Izvestia foreign affairs commentator Stanislav Kondrashov argued last week, for example, that the Soviet Union was a ``Eurasian nation'' whose views ``cannot fuse with those of the West, as it was erroneously supposed.'' The Gulf war, he says, is ``the first experience of cooperation with the US in the post-cold-war epoch.'' But the results prove that the US pursues its own aims, ``and from us they want only the confirmation of our loyalty ... which they interpret as they please.''
Liberals such as Blagovolin find disturbing evidence in the Soviet peace initiative of a return to the pro-third-world tilt that was characteristic of Soviet cold war foreign policy. The appearance of Yevgeni Primakov, Mr. Gorbachev's Gulf envoy, in a Soviet television interview Tuesday revealed views ``much closer to Saddam than to the coalition,'' Blagovolin said.
Indeed, speaking confidently of a positive outcome to the Gorbachev peace plan, Mr. Primakov at times sounded like a lawyer for the Iraqi regime. He warned sharply against launching a ground attack at this moment. Such a decision would only be made, he said, by those who want to destroy Saddam's regime and damage Iraq as a nation.
In short, the Soviet initiative aims to find a solution that will allow Saddam and Iraq to remain intact as a force in the region. Although the details of the Soviet plan remain unrevealed at this writing, knowledgable Soviet experts deny that it involves clear linkage of Iraqi withdrawal from Kuwait to other conditions.
``The Soviet idea is not linkage, but an invisible package,'' says Vitaly Naumkin, deputy director of the Institute of Oriental Studies, the think tank formerly headed by Primakov. ``We are not speaking about conditions but what will happen after withdrawal. Saddam Hussein has a right to know what will be.''
Mr. Naumkin, speaking Wednesday, before the expected return of Iraqi Foreign Minister Tariq Aziz with a reply to the Soviet plan, claimed to be undisturbed by the apparent US rejection of the terms of the plan. He referred to ``unexpected things'' that may emerge in the hours ahead. But, he admits, ``the problem is whether we accept [Saddam] or not,'' though this difference should not lead to a split.
Like many Soviet officials, the Mideast expert sharply denied the existence of a split with the United States. ``Here everybody understands that Soviet-American relations is bigger than this,'' he said.
That same insistence dominated the appearance of Soviet Foreign Minster Alexander Bessmertnykh before the Soviet parliament on Tuesday. He fairly staunchly defended the US conduct of the Gulf war in the face of a barrage of almost universally anti-American questions from members of parliament. He replied to accusations that the US bombing attacks were exceeding the bounds of the UN resolutions, which Moscow has supported.
``As for civilians, comrades, don't forget about the Kuwaitis,'' he retorted. ``There have been lots of civilian casualties - women, old people. They are also suffering and we must try to protect them as well.
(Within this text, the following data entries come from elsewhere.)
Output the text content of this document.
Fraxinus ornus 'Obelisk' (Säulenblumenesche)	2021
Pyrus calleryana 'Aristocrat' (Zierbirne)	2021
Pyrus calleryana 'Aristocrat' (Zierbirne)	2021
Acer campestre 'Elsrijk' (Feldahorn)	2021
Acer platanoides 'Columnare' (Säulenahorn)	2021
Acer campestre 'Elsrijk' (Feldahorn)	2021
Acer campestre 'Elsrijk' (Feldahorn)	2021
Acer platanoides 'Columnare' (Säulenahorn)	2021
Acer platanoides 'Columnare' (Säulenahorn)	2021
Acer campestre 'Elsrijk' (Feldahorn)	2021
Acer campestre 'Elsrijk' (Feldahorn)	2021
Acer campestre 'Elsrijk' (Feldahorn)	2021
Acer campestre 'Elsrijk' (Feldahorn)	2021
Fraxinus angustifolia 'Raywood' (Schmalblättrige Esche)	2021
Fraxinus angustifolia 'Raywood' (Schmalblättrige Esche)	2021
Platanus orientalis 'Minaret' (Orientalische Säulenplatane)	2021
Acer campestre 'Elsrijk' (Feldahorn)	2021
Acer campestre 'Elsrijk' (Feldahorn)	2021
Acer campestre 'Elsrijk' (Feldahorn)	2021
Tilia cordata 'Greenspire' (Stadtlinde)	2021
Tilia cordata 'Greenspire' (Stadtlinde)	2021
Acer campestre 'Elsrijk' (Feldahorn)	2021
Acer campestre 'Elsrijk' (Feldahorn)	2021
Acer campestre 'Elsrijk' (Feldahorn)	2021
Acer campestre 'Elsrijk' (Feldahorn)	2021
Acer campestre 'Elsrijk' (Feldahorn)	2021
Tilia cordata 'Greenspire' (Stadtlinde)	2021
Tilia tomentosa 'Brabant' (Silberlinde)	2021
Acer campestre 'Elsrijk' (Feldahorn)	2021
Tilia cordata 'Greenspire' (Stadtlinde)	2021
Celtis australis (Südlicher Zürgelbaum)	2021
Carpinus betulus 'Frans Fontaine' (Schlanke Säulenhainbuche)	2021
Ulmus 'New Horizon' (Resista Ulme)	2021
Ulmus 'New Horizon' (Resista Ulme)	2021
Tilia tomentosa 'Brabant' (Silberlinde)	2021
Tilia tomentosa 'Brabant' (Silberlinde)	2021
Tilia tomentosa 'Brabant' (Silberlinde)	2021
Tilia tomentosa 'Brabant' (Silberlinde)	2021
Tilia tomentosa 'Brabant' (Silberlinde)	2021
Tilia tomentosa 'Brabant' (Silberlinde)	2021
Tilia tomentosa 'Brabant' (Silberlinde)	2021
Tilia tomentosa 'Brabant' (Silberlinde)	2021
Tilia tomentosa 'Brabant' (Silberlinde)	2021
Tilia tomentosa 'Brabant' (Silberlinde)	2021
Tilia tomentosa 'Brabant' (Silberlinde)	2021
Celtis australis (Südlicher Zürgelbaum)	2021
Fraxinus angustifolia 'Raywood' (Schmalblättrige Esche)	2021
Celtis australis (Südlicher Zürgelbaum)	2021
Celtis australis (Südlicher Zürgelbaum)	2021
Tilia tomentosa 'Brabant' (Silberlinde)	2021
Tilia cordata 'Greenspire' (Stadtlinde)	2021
I think having stood up for the protection of a small Islamic people against aggression, we have made the right choice.''
Still the hostile tone of the parliament's response accurately reflects the pressure on the Gorbachev government from a right-wing complex of forces, led by the Soyuz (``Unity'') parliamentary group, behind which stands the military and conservative wing of the Communist Party.
From the Baltics crisis to internal economic policies, the right-wing pressure has been reflected in anti-Western statements by Gorbachev government officials. To some degree, the West is used as a scapegoat for those internal difficulties, accused of everything from promoting separatism to flooding the country with illegally gained rubles.